Cristo pode ser o jovem negro, que cresceu nas periferias das grandes metrópoles. Ou, o adolescente que cresceu num família privilegiada “heteronormativa”, mas enxerga desigualdade social de um mundo injusto. Pode ser também a mulher, que vítima da selva de pedra patriarcal, não consegue achar seu lugar no mercado profissional. Compreende? Cristo é quem eu quiser que seja, baseado nas visões sócio-políticas ou filosóficas que mais me agradarem.

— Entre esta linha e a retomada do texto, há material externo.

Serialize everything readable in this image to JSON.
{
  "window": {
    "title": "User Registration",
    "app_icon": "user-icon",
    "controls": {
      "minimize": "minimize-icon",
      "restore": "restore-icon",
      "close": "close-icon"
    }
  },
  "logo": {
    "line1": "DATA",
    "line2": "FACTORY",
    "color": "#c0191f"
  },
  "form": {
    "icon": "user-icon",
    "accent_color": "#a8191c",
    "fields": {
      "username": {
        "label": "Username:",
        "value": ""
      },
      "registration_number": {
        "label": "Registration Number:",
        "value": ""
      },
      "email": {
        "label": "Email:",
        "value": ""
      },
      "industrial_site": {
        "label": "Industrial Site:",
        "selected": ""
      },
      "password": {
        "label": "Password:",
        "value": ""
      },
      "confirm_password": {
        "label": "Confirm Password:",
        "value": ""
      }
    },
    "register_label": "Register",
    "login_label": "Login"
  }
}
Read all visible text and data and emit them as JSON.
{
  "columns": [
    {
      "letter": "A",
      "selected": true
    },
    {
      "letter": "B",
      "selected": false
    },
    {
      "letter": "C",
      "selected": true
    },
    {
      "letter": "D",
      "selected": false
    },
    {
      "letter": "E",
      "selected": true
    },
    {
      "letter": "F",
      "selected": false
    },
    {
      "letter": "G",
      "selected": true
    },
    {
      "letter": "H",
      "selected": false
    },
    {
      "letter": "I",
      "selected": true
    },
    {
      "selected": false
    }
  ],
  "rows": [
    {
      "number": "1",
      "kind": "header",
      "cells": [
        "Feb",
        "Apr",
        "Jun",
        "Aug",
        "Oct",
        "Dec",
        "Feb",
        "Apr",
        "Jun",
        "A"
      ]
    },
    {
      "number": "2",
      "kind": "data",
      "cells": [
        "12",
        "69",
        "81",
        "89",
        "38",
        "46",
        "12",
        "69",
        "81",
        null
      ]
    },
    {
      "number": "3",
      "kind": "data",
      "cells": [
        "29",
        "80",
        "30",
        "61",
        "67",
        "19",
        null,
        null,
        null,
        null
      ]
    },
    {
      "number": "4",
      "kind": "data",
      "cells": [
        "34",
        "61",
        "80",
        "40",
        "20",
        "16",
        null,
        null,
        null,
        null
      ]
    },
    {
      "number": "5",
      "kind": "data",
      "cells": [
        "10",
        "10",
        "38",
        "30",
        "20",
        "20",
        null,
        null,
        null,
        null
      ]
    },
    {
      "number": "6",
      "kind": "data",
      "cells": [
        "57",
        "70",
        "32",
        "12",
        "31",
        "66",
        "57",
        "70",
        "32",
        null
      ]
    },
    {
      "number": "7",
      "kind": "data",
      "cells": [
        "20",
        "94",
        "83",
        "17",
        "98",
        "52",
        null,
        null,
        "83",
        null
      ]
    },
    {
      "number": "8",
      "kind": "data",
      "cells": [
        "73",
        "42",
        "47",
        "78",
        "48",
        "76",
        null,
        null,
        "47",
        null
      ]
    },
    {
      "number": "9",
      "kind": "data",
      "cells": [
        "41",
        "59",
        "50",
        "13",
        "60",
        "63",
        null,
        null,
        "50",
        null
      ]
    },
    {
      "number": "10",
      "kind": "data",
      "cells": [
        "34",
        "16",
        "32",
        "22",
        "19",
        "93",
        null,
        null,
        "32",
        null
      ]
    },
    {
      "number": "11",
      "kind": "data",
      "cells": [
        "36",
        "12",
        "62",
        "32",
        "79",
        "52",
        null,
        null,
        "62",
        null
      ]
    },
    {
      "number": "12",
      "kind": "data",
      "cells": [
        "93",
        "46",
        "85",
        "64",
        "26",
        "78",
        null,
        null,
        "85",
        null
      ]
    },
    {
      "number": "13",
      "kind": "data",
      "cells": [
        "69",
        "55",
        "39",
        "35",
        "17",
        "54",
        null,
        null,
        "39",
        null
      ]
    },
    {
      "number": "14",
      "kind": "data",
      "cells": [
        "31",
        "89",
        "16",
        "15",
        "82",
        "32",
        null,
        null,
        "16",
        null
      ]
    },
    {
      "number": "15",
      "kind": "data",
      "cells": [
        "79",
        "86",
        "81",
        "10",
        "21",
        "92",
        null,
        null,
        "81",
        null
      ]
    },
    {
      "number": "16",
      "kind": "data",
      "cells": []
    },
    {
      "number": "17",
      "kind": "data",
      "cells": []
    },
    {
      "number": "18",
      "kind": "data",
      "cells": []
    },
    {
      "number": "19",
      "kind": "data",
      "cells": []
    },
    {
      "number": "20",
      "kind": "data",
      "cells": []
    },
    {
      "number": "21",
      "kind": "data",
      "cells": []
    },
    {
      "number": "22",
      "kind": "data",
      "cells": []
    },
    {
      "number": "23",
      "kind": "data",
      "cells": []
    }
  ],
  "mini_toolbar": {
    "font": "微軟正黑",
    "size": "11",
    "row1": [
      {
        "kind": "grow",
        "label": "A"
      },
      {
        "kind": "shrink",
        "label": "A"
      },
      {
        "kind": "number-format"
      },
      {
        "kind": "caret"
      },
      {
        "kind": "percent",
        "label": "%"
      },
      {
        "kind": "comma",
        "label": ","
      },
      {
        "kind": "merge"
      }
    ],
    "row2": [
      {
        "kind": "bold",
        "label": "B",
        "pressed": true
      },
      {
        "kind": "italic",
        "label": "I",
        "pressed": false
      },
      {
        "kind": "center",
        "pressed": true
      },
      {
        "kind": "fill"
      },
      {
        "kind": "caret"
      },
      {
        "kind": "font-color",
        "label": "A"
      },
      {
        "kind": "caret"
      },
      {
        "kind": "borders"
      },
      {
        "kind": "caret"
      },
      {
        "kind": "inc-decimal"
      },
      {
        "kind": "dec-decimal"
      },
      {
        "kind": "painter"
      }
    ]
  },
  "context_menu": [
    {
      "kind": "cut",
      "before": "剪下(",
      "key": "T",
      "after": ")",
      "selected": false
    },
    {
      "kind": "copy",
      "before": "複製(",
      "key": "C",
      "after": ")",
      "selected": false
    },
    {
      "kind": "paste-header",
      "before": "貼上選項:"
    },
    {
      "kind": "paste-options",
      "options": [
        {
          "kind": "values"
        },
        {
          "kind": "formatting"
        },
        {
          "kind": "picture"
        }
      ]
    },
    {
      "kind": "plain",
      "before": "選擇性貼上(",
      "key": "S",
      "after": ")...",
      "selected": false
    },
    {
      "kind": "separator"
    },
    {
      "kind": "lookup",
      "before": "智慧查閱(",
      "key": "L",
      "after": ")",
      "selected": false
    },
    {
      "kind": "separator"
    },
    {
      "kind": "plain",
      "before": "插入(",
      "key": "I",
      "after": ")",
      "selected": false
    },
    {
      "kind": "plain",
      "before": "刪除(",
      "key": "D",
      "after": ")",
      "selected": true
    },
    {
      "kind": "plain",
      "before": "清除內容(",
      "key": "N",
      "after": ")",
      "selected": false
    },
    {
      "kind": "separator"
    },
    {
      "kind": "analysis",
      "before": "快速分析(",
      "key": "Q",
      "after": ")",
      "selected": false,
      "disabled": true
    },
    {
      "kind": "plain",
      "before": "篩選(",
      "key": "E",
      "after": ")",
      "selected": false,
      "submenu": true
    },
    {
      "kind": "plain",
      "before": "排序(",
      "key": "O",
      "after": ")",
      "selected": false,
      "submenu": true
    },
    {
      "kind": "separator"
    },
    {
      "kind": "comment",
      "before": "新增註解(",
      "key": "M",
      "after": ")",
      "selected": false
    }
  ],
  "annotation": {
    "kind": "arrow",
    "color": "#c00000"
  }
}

A resposta do evangelho a toda essa patifaria mundana é um altissonante NÃO! o Salvador não pode ser moldado às minhas preferências. Jesus Cristo, é o Filho do Deus vivo, o Messias enviado da parte de Deus o Pai, como seu voluntário Servo, para curar as nossas enfermidades. Se não cremos nele de acordo com o que nos mostra sua Palavra, podemos construir para nós o ídolo que quisermos, só não podemos chamá-lo de "Jesus Cristo".
Devemos crer em nosso SENHOR tal como nos é revelado pelo Espírito Santo em sua Palavra. Dessa forma, obteremos não somente o testemunho verídico de quem é o Senhor Jesus, bem como a fé para experimentar a cura que somente ele pode fornecer para o pecado que nos corrompe e afasta de Deus.
O que nos leva ao segundo princípio.
2. Jesus Cristo é o Servo do SENHOR, enviado para curar a enfermidade de seu povo.
Como dito, as curas executadas por Cristo nesse relato, representam aquilo que ele faz por nós, curando nossa alma. A convicção que precisamos ter ao nos aproximarmos de Jesus é de que estávamos num estado de enfermidade tal, que não havia solução para nós. Entretanto, sendo alvos da graça divina, fomos alcançados pela salvação do SENHOR, e agora, assim como a sogra de Pedro podemos nos levantar e servi-lo.
A oferta preciosa do sangue de Cristo que nos purifica de todo o pecado, deu-nos a graça de, agora curados, podermos testemunhar que ele é o Servo Sofredor, que padeceu nossas dores e doenças, dando-nos o acesso ao Pai. Ao crermos em Cristo, estamos ao mesmo tempo testificando que foi realizado o cumprimento profético: Deus o Pai nos visitou em seu Filho bendito, abrindo-nos a porta de entrada nos céus.
Conclusão
Em Cristo, o Servo do SENHOR, somos revigorados; curados de nossas mazelas e enfermidades, para que, como um povo santo, possamos proclamar que Deus é fiel às suas promessas: ele nos enviou a redenção, nos enviou o Rei prometido que graciosamente nos convidou a entrar no Reino dos céus.